Approximately 20% of those segments developing dobutamine IWMAs did not show a visually assessable perfusion deficit. In our experience, such a segmental mismatch of dobutamine IWMAs and adenosine inducible perfusion deficits is quite frequent. However, all patients with a segmental mismatch were correctly classified as test-positive by the adenosine perfusion because they all showed ≥1 segment(s) with an inducible perfusion deficit in a different segment. The reasons may be as follows. First, “tethering effects” concomitantly occurring with dobutamine IWMAs might represent a possible explanation for visually more extensive segmental wall motion disturbances. Second, dobutamine may represent the stronger ischemic stimulus, ie, more extensive impairment of contractile function resulting from pronounced relative ischemia compared with the redistribution of myocardial blood flow as seen with adenosine.

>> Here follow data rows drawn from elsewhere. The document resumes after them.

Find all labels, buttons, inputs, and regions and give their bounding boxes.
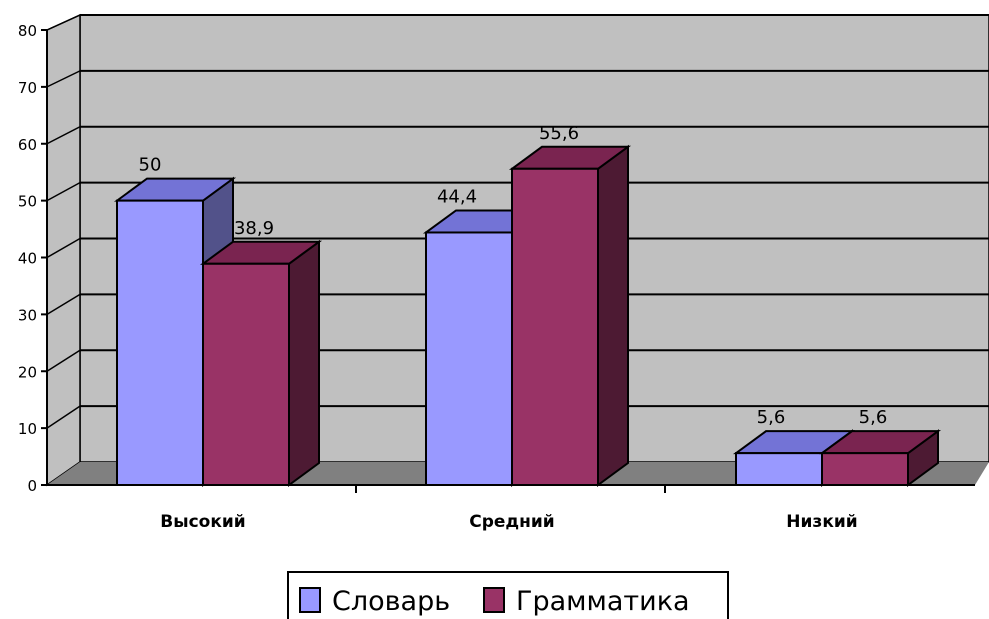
legend-swatch-series-1 (299, 587, 321, 613)
chart-side-wall (46, 13, 81, 487)
data-label: 55,6 (539, 123, 579, 144)
bar-front (511, 167, 599, 486)
data-label: 38,9 (234, 218, 274, 239)
x-tick-labels: Высокий Средний Низкий (160, 512, 857, 532)
legend-label-series-1: Словарь (332, 586, 450, 617)
y-tick-label: 40 (18, 250, 37, 268)
data-label: 5,6 (757, 407, 786, 428)
gridline-side (46, 14, 81, 31)
bar-front (116, 199, 204, 486)
legend: Словарь Грамматика (287, 571, 729, 619)
gridline-side (46, 405, 81, 429)
y-tick-label: 50 (18, 193, 37, 211)
x-tick-label: Высокий (160, 512, 245, 532)
x-tick-label: Средний (469, 512, 554, 532)
bar-front (202, 262, 290, 486)
y-tick-label: 80 (18, 22, 37, 40)
y-tick-label: 0 (27, 477, 37, 495)
bar-front (821, 452, 909, 486)
gridline-side (46, 293, 81, 316)
y-tick-label: 10 (18, 420, 37, 438)
y-tick-label: 60 (18, 136, 37, 154)
gridline-side (46, 181, 81, 202)
bar-side (597, 144, 629, 487)
gridline-side (46, 237, 81, 259)
data-label: 50 (139, 155, 162, 176)
legend-box (287, 571, 729, 619)
gridline-side (46, 349, 81, 372)
legend-label-series-2: Грамматика (516, 586, 690, 617)
y-ticks: 0 10 20 30 40 50 60 70 80 (18, 22, 666, 495)
bar-2-3 (818, 429, 942, 487)
bar-2-1 (199, 239, 323, 487)
bar-2-2 (508, 144, 632, 487)
y-tick-label: 70 (18, 79, 37, 97)
data-labels: 50 38,9 44,4 55,6 5,6 5,6 (139, 123, 888, 428)
x-tick-label: Низкий (786, 512, 857, 532)
gridline-side (46, 70, 81, 88)
gridline-side (46, 126, 81, 145)
data-label: 5,6 (859, 407, 888, 428)
bars (113, 144, 942, 487)
y-tick-label: 30 (18, 306, 37, 324)
bar-front (735, 452, 823, 486)
legend-swatch-series-2 (483, 587, 505, 613)
y-tick-label: 20 (18, 363, 37, 381)
bar-front (425, 231, 513, 486)
bar-side (288, 239, 320, 487)
data-label: 44,4 (437, 186, 477, 207)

The perfusion sequence, contrast agent (gadolinium-BOPTA), and its dosage were optimized for visual evaluation of MR perfusion. Previous publications reporting on semiquantitative analysis mainly used lower doses of gadolinium-DTPA for the quantitative approach5,19,20 because quantification but not visual assessment suffers from nonlinearity between contrast agent concentration and signal intensity. Thus, the present data do not allow for semiquantification, and we do not know whether it would produce the same results. Yet, for practical reasons, we deem the assessment of the transmurality of a perfusion deficit to be a clinically applicable and relevant approach.
DSMR proved highly accurate for the detection of IWMAs in patients with suspected or known CAD but no history of prior myocardial infarction. IWMAs during adenosine stress MR are strictly linked to high-grade perfusion deficits, thereby corroborating the role of vasodilator-inducible WMAs as a prognostic tool to identify patients at high risk for future cardiac events. Yet, adenosine stress MR cannot be recommended for the detection of IWMAs related to epicardial coronary stenoses.